In the main thread, when I have triggered the termination event, I then wait on all the threads having exited.
SIGINT is actually not that difficult to handle and is often used for graceful termination. You need a signal handler and a way to tell all the threads that it's time to stop. One global flag that threads check in their loops and the signal handler sets might do. Same approach works for "on user command" termination, though you need a way to get the input from the terminal - either poll in a dedicated thread, or again, set the terminal to generate a signal for you.
The tricky part is to unblock waiting threads. You have to carefully design the notification protocol of who tells who to stop and what they need to do - put dummy message into a queue, set a flag and signal a cv, etc.
I'm trying to understand how asynchronous file operations being emulated using threads. I've found next-to-nothing materials to read about the subject.
Is it possible that:
a process uses a thread to open a regular file (HDD).
the parent gets the file descriptor from the thread, now it may close the thread.
the parent uses the file descriptor with a new thread, reading X bytes from the file.
the parent gets the file descriptor with the seek-position of the current file state.
the parent may repeat these operations, without the need to open, or seek, every time it wishes to "continue" reading a new chunk of the file?

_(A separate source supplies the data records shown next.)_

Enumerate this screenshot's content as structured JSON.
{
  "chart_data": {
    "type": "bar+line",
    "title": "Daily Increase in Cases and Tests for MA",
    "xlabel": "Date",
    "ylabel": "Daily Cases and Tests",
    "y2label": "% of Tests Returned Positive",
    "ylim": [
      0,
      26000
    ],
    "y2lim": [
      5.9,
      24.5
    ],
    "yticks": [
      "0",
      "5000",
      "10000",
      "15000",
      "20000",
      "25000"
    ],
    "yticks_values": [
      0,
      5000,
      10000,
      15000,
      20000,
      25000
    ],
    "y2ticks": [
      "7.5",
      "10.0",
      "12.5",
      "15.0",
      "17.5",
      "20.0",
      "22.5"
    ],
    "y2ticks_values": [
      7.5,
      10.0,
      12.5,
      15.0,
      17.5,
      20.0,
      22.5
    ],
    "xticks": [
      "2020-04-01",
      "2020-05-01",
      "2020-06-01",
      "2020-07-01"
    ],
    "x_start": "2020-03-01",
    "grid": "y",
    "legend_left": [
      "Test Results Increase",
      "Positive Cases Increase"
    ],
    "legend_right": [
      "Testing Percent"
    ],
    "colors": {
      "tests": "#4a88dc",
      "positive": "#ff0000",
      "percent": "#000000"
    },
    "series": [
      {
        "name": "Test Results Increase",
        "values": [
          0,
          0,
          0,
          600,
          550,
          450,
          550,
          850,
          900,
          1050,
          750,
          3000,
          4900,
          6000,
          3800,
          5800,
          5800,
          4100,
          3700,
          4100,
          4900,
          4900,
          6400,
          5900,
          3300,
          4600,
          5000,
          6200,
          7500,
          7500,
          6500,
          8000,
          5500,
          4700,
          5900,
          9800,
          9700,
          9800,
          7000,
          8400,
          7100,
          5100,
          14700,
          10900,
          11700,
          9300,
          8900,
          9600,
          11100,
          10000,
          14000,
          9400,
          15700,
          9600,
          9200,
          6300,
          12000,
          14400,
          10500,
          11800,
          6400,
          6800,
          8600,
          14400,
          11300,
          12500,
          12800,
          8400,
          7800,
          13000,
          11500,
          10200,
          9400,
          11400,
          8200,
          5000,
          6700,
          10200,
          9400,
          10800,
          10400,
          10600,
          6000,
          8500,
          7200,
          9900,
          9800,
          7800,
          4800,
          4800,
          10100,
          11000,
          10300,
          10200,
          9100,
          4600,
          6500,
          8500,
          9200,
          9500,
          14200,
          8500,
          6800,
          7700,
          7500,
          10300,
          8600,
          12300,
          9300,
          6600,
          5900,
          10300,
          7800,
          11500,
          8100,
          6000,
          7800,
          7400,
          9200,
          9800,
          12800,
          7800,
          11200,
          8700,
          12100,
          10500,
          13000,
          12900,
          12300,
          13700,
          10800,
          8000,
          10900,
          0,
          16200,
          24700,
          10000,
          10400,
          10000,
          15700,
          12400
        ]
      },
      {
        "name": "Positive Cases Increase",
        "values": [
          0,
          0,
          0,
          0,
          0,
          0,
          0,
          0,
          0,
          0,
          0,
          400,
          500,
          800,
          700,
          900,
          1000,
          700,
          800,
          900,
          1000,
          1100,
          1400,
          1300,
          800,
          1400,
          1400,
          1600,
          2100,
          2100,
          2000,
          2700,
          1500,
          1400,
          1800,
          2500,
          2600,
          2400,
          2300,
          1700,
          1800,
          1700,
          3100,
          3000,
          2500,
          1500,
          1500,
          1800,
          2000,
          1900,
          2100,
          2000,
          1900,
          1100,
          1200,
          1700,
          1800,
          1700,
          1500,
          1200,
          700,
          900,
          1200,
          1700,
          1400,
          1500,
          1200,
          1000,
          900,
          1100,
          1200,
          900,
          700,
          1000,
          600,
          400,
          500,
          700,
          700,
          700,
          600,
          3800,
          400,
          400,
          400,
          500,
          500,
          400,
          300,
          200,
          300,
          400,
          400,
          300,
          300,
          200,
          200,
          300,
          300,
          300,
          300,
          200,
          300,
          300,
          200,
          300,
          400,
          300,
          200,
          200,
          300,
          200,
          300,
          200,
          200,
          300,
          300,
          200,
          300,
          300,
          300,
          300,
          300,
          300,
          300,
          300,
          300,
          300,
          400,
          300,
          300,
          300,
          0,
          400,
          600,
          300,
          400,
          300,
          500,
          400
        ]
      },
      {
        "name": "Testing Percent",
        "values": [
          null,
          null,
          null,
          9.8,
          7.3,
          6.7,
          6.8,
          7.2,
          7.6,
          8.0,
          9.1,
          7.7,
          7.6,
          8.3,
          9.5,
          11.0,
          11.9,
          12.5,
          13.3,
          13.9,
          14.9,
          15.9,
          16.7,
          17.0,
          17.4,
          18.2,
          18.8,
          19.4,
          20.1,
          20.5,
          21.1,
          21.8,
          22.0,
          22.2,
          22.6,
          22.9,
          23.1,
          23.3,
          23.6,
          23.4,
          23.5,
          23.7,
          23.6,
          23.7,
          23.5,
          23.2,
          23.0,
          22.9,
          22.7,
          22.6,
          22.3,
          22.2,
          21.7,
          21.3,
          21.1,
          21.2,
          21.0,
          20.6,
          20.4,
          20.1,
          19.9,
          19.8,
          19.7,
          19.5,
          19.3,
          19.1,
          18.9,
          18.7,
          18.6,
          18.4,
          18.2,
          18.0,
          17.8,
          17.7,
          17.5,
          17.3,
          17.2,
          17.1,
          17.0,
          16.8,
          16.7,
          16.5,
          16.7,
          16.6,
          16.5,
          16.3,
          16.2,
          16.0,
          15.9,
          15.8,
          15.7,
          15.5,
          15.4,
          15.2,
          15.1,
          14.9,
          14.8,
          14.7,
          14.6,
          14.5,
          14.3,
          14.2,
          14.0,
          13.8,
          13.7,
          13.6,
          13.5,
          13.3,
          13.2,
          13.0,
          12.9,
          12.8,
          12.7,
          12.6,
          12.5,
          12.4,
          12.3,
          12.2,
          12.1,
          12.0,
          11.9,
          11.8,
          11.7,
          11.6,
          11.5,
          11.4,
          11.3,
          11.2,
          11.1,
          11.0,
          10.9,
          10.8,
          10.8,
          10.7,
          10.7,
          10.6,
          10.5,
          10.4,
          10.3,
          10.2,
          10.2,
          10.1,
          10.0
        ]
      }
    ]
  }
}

This is just a wild guess of mine, would appreciate if anybody mind to shed more light to clarify how it's being emulated efficiently.
UPDATE:
By efficient I actually mean that I don't want the thread to "wait" since the moment the file been opened. Think of a HTTP non-blocking daemon which serves a client with a huge file, you want to use the thread to read chunks of the file without blocking the daemon - but you don't want to keep the thread busy while "waiting" for the actual transfer to take place, you want to use the thread for other blocking operations of other clients.
To understand asynchronous I/O better, it may be helpful to think in terms of overlapping operation. That is, the number of pending operations (operations that have been started but not yet completed) can simutaneously go above one.
A diagram that explains asynchronous I/O might look like this: http://msdn.microsoft.com/en-us/library/aa365683(VS.85).aspx
If you are using the asynchronous I/O capabilities provided by the underlying Operating System, then it is possible to asynchronously read from multiple files without spawning a equal number of threads.
If your underlying Operating System does not provide asynchronous I/O, or if you decide not to use it, in other words, you wish to emulate asynchronous operation by only using blocking I/O (the regular Read/Write provided by the Operating System) then it is necessary to spawn as many threads as the number of simutaneous I/O operations. This is because when a thread is making a function call to blocking I/O, the thread cannot continue its execution until the operation finishes. In order to start another blocking I/O operation, that operation has to be issued from another thread that is not already occupied.
When you open/create a file fire up a thread. Now store that thread id/ptr as your file handle.
Basically the thread will do nothing except sit in a loop waiting for an "event". A semaphore would be good here. When you want to do a read then you add the read command to a queue (remember to critical section the stack add), return a unique id, and then you increment the semaphore. If the thread is asleep it will now wake up and grab the first message off the queue and process it. When it has completed you remove the command from the queue.
To poll if a file read has completed you can, simply, check to see if its in the command queue. If its not there then the command has completed.
Furthermore if you want to allow synchronous reads as well then you can wait after sending the message through for an "event" to get triggered by the completion. You then check to see if the unique id is the queue and if it isn't you return control. If it still is then you go back to a wait state until the relevant unique id has been processed.